À n’en pas douter, les assises passionnent. Pas un jour ne passe sans qu’une plume ne se délecte de ses succès ou de ses échecs. Tout se déroulant comme si, finalement, tout le monde avait cerné ce qu’elles sont. Pourtant, pour le juriste, elles restent un objet juridique non identifié. Surtout, lorsqu’une grande partie des observateurs et des acteurs politiques se prononcent pour leur souveraineté.
De deux choses l’une.Ou bien, les assises ne sont qu’un cadre solennel de discussion et de bilan auquel cas, elles déboucheront sur des recommandations non contraignantes. Ou bien, les assises sont un cadre formel de décision auquel cas, elles formuleront des résolutions obligatoires. Cependant, si l’on se place dans cette seconde hypothèse, l’on se heurtera à des problématiques juridiques très peu aisées à surmonter.
Les assises nationales, pour novatrices qu’elles soient, s’organiseront dans le cadre étatique d’un ordre juridique déjà établi. Dans celui-ci, il existe une norme suprême : la Constitution. Suprême d’abord, en ce qu’elle se place au sommet de la hiérarchie.Suprême, ensuite, en ce qu’à partir d’elle découle toutes les autres normes. Suprême, enfin et surtout, en ce qu’elle est l’œuvre justement du souverain.

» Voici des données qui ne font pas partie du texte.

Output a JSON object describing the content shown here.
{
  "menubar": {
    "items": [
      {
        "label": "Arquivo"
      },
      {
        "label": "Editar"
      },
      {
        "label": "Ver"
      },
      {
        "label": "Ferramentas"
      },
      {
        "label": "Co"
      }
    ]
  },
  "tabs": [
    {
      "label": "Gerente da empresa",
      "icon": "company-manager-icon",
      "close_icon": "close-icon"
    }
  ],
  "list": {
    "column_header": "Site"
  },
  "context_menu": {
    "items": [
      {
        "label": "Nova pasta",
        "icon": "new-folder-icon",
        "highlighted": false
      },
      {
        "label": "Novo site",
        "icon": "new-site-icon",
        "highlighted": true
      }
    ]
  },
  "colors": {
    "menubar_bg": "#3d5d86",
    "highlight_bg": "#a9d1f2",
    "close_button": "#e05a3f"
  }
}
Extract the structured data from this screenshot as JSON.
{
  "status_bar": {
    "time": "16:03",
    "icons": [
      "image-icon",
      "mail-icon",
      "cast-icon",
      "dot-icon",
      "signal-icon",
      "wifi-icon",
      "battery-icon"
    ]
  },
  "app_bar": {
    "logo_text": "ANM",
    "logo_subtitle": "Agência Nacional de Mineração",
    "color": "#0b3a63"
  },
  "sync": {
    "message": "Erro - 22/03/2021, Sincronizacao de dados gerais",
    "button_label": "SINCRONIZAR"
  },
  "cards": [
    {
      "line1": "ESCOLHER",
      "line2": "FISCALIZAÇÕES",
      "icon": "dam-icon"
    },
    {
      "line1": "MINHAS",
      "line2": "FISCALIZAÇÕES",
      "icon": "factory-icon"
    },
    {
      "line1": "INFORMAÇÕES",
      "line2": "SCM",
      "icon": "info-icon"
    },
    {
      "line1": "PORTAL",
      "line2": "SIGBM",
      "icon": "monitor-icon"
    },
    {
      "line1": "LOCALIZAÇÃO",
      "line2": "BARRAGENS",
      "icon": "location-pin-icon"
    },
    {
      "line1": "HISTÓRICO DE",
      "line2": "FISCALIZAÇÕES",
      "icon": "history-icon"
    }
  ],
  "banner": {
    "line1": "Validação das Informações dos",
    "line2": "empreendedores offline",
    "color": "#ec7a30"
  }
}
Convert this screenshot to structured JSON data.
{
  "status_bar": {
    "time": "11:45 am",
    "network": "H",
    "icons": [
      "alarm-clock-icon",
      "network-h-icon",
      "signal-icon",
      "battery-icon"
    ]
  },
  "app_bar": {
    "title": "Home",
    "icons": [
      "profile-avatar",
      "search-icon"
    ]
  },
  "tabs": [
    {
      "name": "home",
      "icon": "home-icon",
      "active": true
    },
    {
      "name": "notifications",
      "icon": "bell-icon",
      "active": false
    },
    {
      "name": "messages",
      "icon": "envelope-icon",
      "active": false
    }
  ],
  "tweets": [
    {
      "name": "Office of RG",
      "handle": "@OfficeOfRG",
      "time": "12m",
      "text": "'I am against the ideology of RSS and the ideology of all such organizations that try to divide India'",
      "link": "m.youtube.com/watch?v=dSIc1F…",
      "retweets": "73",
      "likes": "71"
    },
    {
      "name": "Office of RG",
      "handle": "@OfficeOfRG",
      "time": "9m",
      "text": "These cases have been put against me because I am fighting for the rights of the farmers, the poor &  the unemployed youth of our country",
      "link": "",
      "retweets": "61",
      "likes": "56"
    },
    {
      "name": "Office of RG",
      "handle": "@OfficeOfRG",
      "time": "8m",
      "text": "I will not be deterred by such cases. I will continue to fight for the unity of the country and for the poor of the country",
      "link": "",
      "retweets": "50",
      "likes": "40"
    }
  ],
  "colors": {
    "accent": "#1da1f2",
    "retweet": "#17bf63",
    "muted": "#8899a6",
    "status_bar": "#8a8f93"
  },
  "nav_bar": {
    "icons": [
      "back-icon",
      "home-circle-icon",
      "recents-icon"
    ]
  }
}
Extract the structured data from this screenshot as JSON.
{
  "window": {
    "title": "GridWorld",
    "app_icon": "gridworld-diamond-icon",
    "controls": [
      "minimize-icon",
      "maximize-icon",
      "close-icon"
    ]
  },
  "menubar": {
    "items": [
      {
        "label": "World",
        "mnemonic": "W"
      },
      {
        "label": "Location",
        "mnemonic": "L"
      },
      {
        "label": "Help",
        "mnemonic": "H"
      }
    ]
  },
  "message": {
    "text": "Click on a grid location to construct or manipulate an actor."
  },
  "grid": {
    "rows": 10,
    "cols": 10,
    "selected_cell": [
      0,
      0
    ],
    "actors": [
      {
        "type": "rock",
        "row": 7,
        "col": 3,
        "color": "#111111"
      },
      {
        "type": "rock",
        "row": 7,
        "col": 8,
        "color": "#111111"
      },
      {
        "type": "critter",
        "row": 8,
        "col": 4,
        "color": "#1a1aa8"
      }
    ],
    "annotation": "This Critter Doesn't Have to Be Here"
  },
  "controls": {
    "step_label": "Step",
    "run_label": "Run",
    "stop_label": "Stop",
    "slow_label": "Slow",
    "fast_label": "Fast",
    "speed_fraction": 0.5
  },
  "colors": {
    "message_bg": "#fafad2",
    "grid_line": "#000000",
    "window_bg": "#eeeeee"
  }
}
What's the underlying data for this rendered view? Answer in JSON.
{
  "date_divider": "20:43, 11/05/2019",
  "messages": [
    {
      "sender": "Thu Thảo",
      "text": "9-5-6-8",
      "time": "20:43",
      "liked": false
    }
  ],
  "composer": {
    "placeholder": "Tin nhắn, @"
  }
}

Du constituant souverain. Une norme ne tient sa validité aux Comores que pour autant qu’elle soit en conformité avec la Constitution. Il est là le nœud du problème. Dire que les assises seront souveraines, c’est prétendre qu’elles puissent se libérer de l’étau de la Constitution. C’est postuler l’idée selon laquelle, elles pourront édicter des normes et des obligations qui s’imposeront à tous.
Même à la constitution en vigueur. Au fond, des assises souveraines, c’est s’offrir la possibilité de réviser la constitution voire d’en imposer une nouvelle par la seule volonté de celles-ci. Qu’importe la forme et le fond. La perspective est séduisante. Et, il faut le dire, assez logique. Si les assises ne débouchent que sur un rapport de propositions laissé à la discrétion des politiques, c’est qu’elles n’auront servi à rien. La souveraineté c’est, alors, s’assurer de l’effectivité des actes qui en découleront.
Il faut bien s’en rendre compte qu’il n’y a qu’un moyen de le faire. C’est de se placer en dehors du Droit. Un coup d’État qui ne dirait pas son nom, mais qui au fond serait accepté par tous. En effet, cela ne pourra se passer que par une auto proclamation des assises elles-mêmes. Elles devront prendre la responsabilité de renverser l’ordre juridique établi au motif d’en constituer un autre. Aucun acte juridique (décret, loi…) ne pourra proclamer cette souveraineté à leur place.
Les actes juridiques étant des normes, elles se doivent d’être en conformité avec la constitution. Alors, un acte qui soit réviserait soit remplacerait cette dernière serait d’emblée nul. D’une nullité absolue, comme si elle n’avait jamais existé. Dans l’ordre juridique qui est encore le nôtre, la souveraineté appartient au peuple qui l’exerce lui-même ou par le biais de ses représentants et, en plus, dans le respect de la Constitution.
En somme, la souveraineté des assises ne peut être qu’une question de fait. Elles devront s’imposer comme telles. Au risque de renverser l’ordre constitutionnel. C’est une hypothèse qui dépasse le cadre du droit. Une hypothèse “a-juridique” régie par les révolutions.
Mais celles-ci peuvent être apaisées et entamées dans le consensus des forces vices de la nation. Alors, pourquoi pas ? L’histoire africaine est là pour nous l’illustrer. La transition démocratique des années 90 a été le fait essentiellement de conférences nationales. D’abord, simples lieux de palabre, elles se sont, ensuite, autoproclamées souveraines. Prenant leur responsabilité devant l’histoire d’aller contre les Constitutions d’alors.
Quoi qu’il en soit, il s’agit encore une fois de la responsabilité des acteurs politiques. Le juriste se gardera bien d’encourager des voies en dehors du Droit. Il préférera les sentiers battus par la Constitution. Au moins ont-ils le mérite de nous identifier un souverain connu de tous : le peuple. Rien ne nous garantit que celui-ci aura sa place dans une souveraineté autoproclamée. Gardez toujours à l’esprit que le souverain, surtout si c’est un constituant, crée un nouvel ordre juridique ex nihilo. Son pouvoir est donc illimité et permanent. Les seules bornes étant son imagination. Pesons, donc, le pour et le contre.